Today, the 71-year-old provides research on future careers to the Minnesota State Colleges and Universities (MnSCU) website. After participating in a Shift workshop, he also launched a training program teaching seniors how to use smartphones and tablets. And now he is rewriting that same Shift curriculum to help other boomers find satisfying work or volunteer opportunities.
Ward wants to keep working, both for the challenge of tackling new problems and to continue earning money. “It doesn’t matter if I make money but that I have meaningful work as I define it,” he said.
Combining work and mission
Lisa Sabourin describes herself as “a typical worker of my generation.” She joined Investors Diversified Services out of college and rose into management roles over two-plus decades within what eventually became Ameriprise before finding herself on the wrong side of a divestiture in 2007. Seeking a change, she earned a mini-MBA in nonprofit management and applied, without success, for several jobs in that sector before heading back into the corporate world. Laid off again in early 2012, she took a different tack, throwing herself into volunteering for several nonprofits.

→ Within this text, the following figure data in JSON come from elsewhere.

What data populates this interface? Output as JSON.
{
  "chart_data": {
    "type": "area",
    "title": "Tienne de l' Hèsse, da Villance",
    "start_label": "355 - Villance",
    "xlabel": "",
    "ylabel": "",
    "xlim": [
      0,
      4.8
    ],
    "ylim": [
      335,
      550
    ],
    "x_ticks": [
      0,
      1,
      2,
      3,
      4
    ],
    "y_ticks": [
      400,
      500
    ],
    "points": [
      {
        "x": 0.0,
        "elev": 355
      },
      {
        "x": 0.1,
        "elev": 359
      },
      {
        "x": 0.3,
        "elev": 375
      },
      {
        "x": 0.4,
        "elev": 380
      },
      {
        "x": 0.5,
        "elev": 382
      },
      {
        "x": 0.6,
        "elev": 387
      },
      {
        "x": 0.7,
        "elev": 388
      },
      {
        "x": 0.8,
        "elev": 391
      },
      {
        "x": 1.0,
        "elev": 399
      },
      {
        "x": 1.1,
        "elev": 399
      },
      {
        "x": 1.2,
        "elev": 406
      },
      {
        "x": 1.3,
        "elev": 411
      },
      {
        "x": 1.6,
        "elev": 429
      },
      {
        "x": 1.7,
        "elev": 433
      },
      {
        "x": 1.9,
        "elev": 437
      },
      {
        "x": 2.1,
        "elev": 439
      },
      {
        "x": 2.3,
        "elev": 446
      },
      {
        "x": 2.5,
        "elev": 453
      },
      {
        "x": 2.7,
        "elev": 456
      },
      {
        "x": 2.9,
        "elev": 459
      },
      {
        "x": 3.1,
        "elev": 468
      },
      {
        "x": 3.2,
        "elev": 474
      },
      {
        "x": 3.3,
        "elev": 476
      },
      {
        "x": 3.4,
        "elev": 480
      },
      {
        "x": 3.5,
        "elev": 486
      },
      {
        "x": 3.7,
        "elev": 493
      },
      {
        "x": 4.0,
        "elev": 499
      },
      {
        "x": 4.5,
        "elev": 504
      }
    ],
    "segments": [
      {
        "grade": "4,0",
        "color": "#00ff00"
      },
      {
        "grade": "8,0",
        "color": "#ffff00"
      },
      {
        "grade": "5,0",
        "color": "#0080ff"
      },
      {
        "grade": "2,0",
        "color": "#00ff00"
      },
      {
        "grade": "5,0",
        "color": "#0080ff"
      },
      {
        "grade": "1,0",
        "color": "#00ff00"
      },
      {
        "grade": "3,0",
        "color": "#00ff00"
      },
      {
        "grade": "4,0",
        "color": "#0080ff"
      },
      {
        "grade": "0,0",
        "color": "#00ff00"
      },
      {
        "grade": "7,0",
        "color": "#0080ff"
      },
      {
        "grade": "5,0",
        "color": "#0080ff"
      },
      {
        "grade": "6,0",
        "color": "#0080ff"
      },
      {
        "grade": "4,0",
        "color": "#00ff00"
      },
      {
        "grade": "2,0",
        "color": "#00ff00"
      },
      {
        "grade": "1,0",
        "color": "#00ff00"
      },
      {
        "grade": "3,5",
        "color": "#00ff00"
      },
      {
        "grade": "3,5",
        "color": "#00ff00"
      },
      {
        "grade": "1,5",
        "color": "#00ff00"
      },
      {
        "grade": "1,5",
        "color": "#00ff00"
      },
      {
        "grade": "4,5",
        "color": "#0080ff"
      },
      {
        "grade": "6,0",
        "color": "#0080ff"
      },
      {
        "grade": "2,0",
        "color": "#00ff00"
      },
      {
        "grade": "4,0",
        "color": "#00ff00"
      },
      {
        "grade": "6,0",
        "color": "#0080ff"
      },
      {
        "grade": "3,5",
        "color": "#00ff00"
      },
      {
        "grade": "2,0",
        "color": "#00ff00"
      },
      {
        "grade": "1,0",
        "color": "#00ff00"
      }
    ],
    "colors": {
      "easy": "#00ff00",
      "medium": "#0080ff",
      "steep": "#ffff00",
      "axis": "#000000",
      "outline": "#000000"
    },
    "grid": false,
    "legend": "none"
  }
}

Sabourin figured she would “get to know people and get them to know me” with the goal of combining her business background with her desire to work in a mission-driven organization. That approach led to a temporary paid position at Catholic Charities that gave her the résumé she needed to land her current role as a project coordinator at the Emergency Foodshelf Network.
While she doesn’t earn the income she did in her corporate roles, Sabourin finds a different measure of success. She gets paid to work at an organization where everyone shares a sense of mission.